Hommage à Abdoulaye Ciré Ba

Très cher grand frère Ablaye,

Lors de notre dernier entretien téléphonique, à ton retour de Tunis, j’ai volontairement abrégé notre conversation qui n’a duré que quelques secondes. J’avais le cœur lourd, très lourd. Quand tu me disais : « tu vois migname (jeune frère), tout s’écroule en même temps. Même la voix qui a toujours été le plus fidèle de mes compagnons, me lâche à présent », j’ai compris que c’était une manière de me dire adieu. Et depuis, je n’ai pas eu le courage de croiser ton regard ou d’écouter ta voix. Oui, je n’ai pas un courage semblable au tien ; regarder la mort en face et même la titiller.
Ce matin, après avoir prié sur ta dépouille, j’ai le cœur léger. C’est probablement le cas des dizaines de personnes qui ont sacrifié leur repos hebdomadaire pour venir prier pour toi et te dire adieu, sachant que « fard kifâyé » les en dispensait. Nul n’était là parce que tu étais riche. Personne n’était là aussi parce que tu étais puissant. Tous n’étaient là que par devoir et par amitié, pour rendre un dernier hommage à l’homme d’exception que tu fus. L’assemblée des priant, aux couleurs arc-en-ciel, suait la sincérité, car c’est ta Mauritanie, celle de tes rêves d’enfant et de tes espoirs d’adulte, qui était là ce matin.

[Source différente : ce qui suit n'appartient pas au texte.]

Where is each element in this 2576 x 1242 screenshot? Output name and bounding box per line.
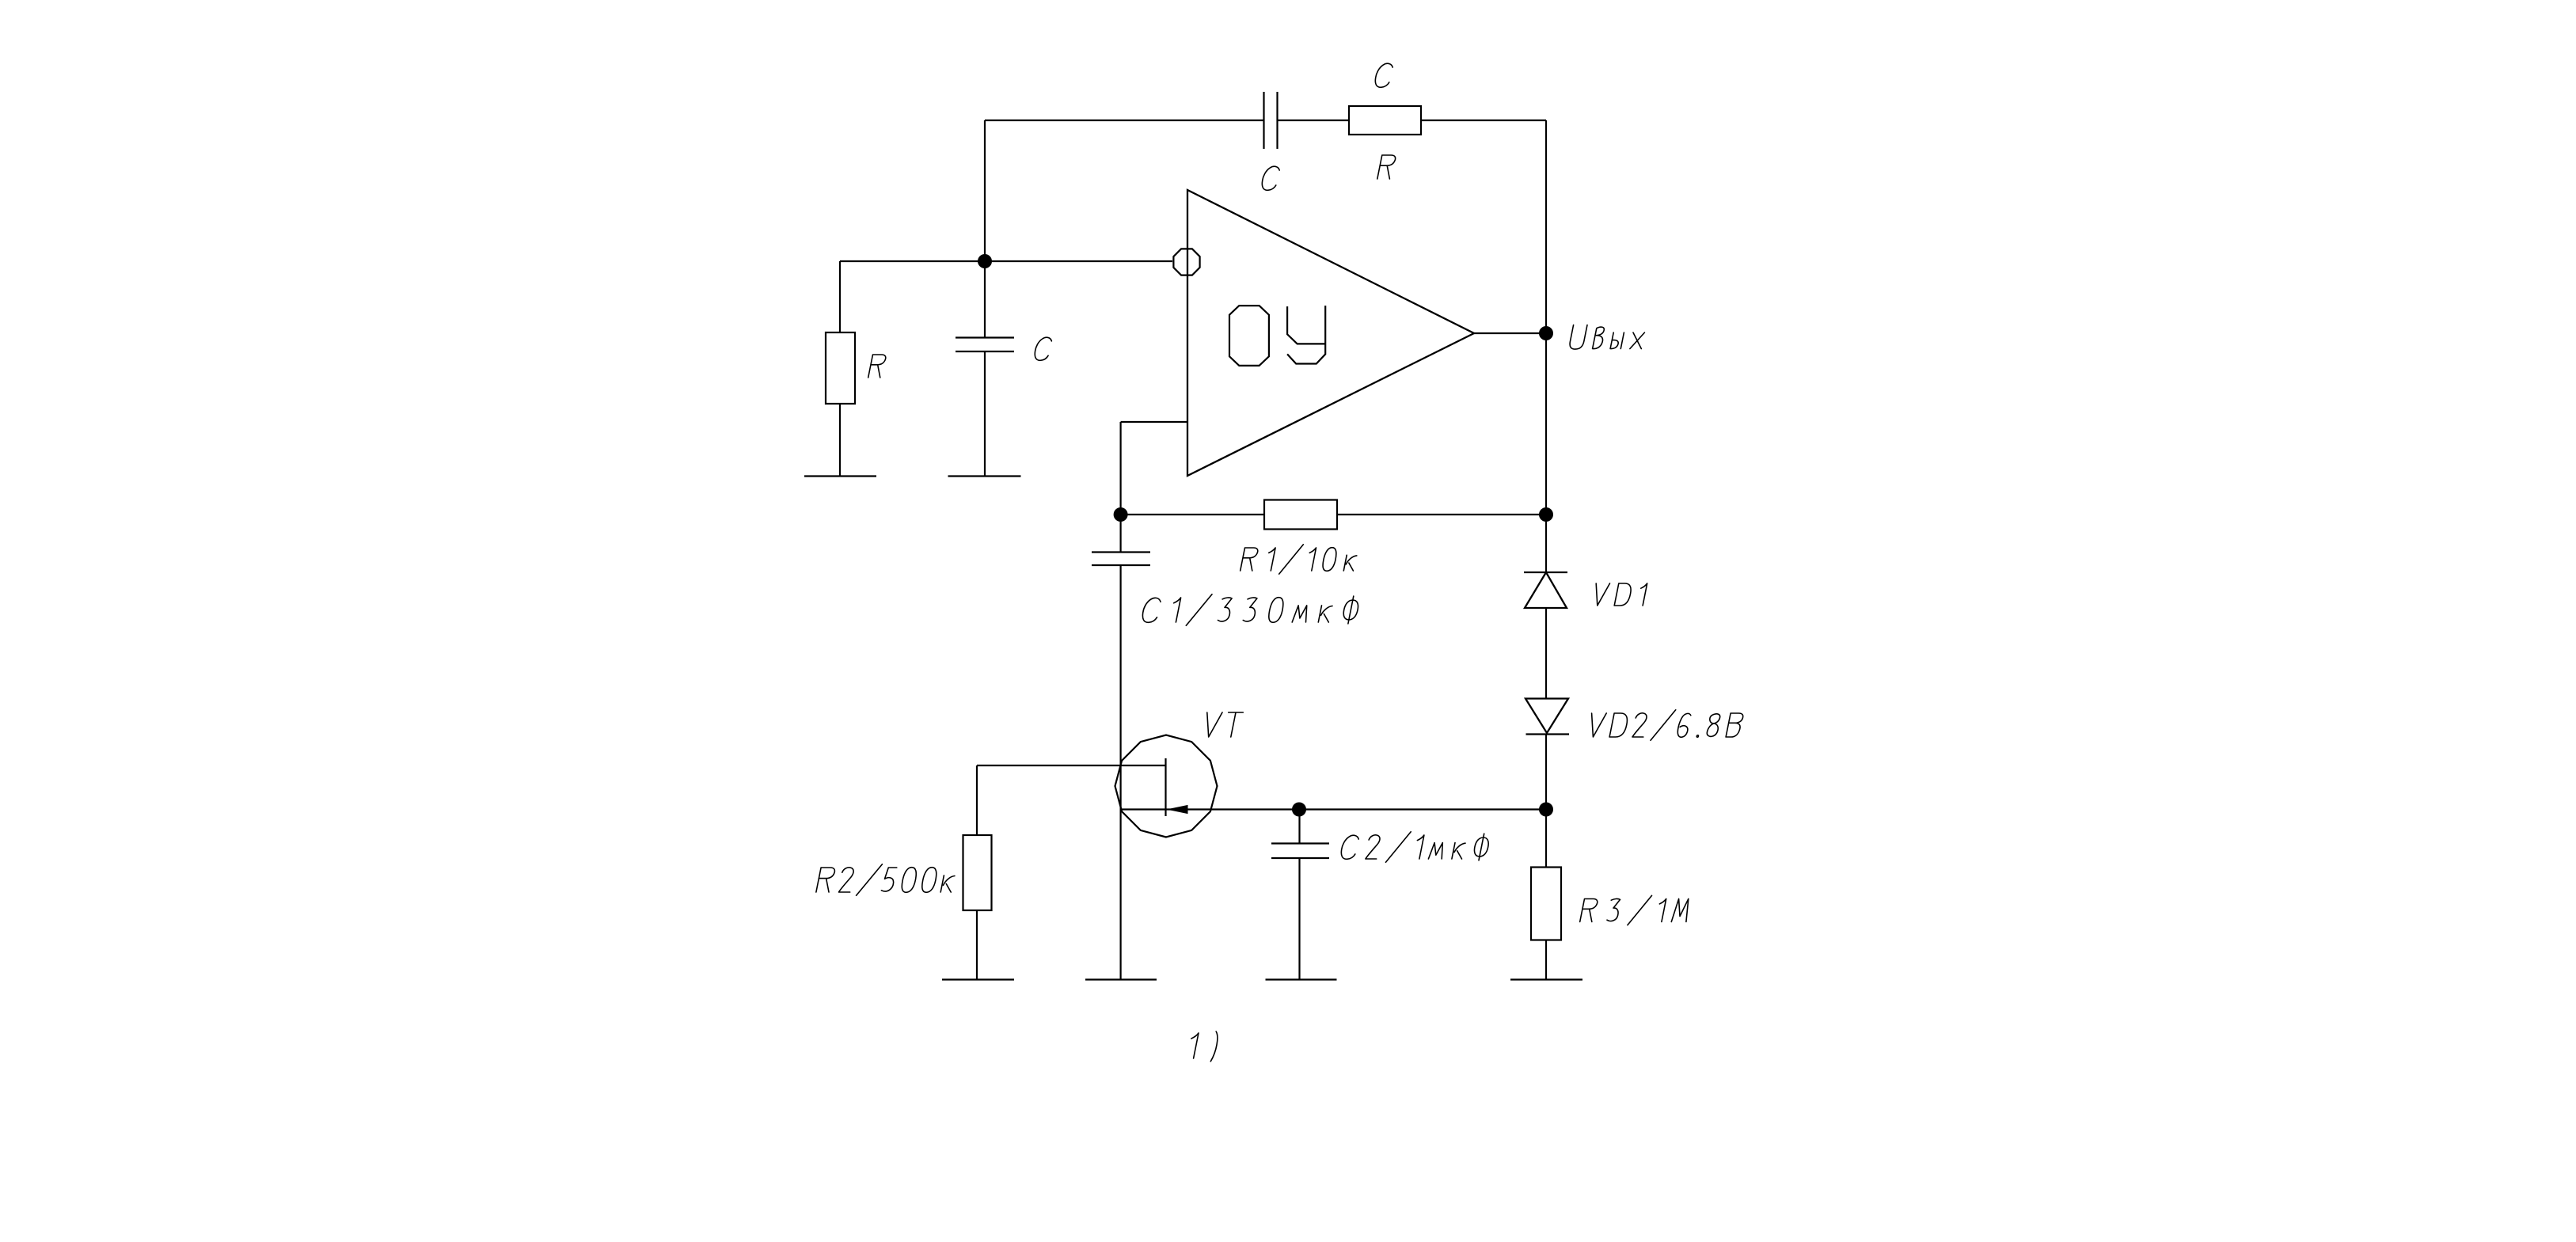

Ablaye, tu sais bien que nul ne pourra te rendre un hommage semblable à ceux que tu as déjà commis, même au compte approchant, en écriture comme en profondeur. Bien sûr, tu n’aurais jamais accepté que je dise ceci, car tu aurais élégamment classé mon assertion dans le registre de l’art espiègle des torodo, tellement l’humilité est la plus profonde de tes convictions. Mais les faits sont là : Habib l’Iguidien troubadour universel, l’Imam Bouddah l’homme pour l’humanité, Karim Ba le berger des étoiles, la douce marche sur les rêves de Mohamed ould Homody, l’ami Médoune un étranger si étrange, resteront à tout jamais des chefs-d’œuvre inimitables.
Je voudrais te dire ce que je n’ai jamais pu te dire. Ta rencontre a bouleversé ma vie. Quand j’étais venu travailler avec toi au journal L’Unité, un quart de ma jeunesse encore bien porté, je ne doutais point de moi-même. Officiant à l’université comme enseignant, je suais la suffisance. Le militant de gauche que je suis était plein de certitudes. Et puis, quelques sédiments culturels enfouis dans le tréfonds de mon être social, s’exhumaient épisodiquement tel un péléen en éruption, de pitoyables trébuchements intellectuels. A tes côtés, j’ai appris les arts de l’écriture, la sagesse de l’écoute, la vanité de la suffisance, les vertus de la tolérance, le sens profond de l’humilité, la fidélité aux principes, le désir itératif d’apprendre des autres et aux autres et surtout la quintessence du mot Juste.
Je voudrais te dire aussi merci pour l’exemple que tu fus, et merci surtout pour l’immense richesse que tu laisses, non pas à tes héritiers seulement, mais à tout le pays de tes rêves. Te lire c’est visiter un espace de citoyenneté vraie, te relire c’est apprendre une leçon de vie. 
Adieu mon maître.
Puisse ALLAH, dans son infinie bonté, te couvrir de sa Grâce et t’accorder une place de choix dans son céleste paradis.